Klar ist auch, dass das zweite Hilfspaket für Griechenland noch einmal deutlich aufgestockt werden muss. Konkrete Zahlen gibt es noch nicht. Aber die Troika von EU und IWF zeichnet ein ausgesprochen düsteres Bild. Das Land breche unter seinen Schulden zusammen.
Ein "substantieller Schuldenerlass" müsse her, meint daher der schwedische Finanzminister. Die privaten Gläubiger müssten wohl auf 50 bis 60 Prozent ihrer Forderungen verzichten, wenn die griechische Schuldenlast auf ein einigermaßen erträgliches Niveau sinken solle, meint etwa der belgische Finanzminister Didier Reynders.

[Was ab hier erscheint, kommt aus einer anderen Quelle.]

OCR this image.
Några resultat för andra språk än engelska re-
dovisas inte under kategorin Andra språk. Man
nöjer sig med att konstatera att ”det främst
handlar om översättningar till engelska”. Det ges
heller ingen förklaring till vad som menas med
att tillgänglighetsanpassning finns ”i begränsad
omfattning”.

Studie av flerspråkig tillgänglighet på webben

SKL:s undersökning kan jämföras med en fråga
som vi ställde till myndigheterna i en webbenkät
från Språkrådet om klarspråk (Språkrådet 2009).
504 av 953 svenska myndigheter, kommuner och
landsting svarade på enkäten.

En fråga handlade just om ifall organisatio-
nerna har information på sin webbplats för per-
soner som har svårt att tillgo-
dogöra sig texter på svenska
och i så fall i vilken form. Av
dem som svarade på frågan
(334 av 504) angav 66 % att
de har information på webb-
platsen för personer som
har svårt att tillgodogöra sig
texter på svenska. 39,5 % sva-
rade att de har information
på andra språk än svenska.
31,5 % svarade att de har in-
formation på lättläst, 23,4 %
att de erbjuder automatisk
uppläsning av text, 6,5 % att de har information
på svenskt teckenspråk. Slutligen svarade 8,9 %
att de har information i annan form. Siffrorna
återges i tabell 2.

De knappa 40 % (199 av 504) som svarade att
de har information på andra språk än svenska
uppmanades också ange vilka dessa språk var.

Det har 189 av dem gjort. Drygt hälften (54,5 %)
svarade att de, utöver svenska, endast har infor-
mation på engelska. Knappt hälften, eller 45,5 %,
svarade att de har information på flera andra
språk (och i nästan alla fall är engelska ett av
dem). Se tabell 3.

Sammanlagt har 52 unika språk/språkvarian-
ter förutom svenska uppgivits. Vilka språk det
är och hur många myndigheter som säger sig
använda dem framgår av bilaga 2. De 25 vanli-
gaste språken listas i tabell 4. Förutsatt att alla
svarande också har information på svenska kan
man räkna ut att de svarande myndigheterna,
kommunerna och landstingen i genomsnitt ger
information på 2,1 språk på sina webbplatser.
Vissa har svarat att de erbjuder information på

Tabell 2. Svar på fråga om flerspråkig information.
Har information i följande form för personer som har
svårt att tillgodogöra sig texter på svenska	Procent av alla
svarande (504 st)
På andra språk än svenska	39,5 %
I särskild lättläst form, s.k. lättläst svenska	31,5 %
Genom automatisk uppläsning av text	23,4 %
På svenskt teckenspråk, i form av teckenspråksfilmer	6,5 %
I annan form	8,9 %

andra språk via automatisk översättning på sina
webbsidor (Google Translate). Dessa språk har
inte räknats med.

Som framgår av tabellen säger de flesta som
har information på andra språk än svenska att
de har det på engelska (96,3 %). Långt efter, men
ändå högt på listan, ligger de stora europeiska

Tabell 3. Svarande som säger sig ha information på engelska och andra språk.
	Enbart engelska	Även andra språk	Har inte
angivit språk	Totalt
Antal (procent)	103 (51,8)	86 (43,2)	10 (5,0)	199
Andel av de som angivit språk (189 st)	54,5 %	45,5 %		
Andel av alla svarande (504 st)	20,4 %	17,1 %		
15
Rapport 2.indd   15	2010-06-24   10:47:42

Aber da fährt ihm der Chef der Eurogruppe, Luxemburgs Ministerpräsident Jean-Claude Juncker in die Parade: "Es ist ja eine freiwillige Privatgläubigerbeteiligung. Insofern muss mit den Banken verhandelt werden. Es macht wenig Sinn, wenn einige Minister jetzt nach außen tragen, was unsere Wunschvorstellung ist."
Auf jeden Fall müsse nämlich vermieden werden, so Juncker, dass Griechenland für zahlungsunfähig erklärt wird. Das hätte kaum vorhersehbare Folgen. Deshalb sind etliche Eurostaaten gegen eine größere Umschuldung. Aber auch Juncker sagt, dass bei den Verhandlungen mit den Banken zumindest mehr herauskommen müsse, als die im Juli vereinbarten 21 Prozent Forderungsverzicht.
Am Nachmittag machte dann Bundesaußenminister Westerwelle noch eine weitere Front auf. Ein Managen der Krise reiche nicht aus, die ganze Konstruktion Europas müsse geändert werden. Er werde für Deutschland die Notwendigkeit von Vertragsänderungen noch einmal unterstreichen, kündigte Westerwelle an. "Der Stabilitätspakt muss gestärkt werden, damit Europa eine wirkliche Stabilitätsunion wird."
Unter anderem will Westerwelle die Souveränität der Länder einschränken, die europäische Hilfe in Anspruch nehmen: "Zum Beispiel, indem sie zulassen, dass in ihre Haushalte nicht nur hineingesehen wird, sondern dass es notfalls auch ein Hineinwirken in ihre nationalen Haushalte gibt."
Beliebt mach sich der deutsche Außenminister mit solchen Forderungen nicht. Sogar Jean Asselborn, Außenminister Luxemburgs, der wahrscheinlich ein europäisches Durchgriffsrecht als allerletzter fürchten muss, fuhr Westerwelle umgehend in die Parade: "Wir brauchen jetzt Entspanner, keine Einpeitscher. Wir müssen in dieser Frage sehr geschickt vorangehen, damit wir keine zweite Front aufbauen."
Und Asselborn holte zur Generalkritik an Deutschland aus: "Es kann nicht sein, dass die innenpolitischen Überlegungen und die innenpolitischen Prozeduren auch des größten Landes in der Europäischen Union alles überwiegen." Auch am Abend vor dem Gipfel gilt weiter: viel Streit, viel Hektik, viele Gerüchte - der Weg aus dem Chaos ist noch nicht erkennbar.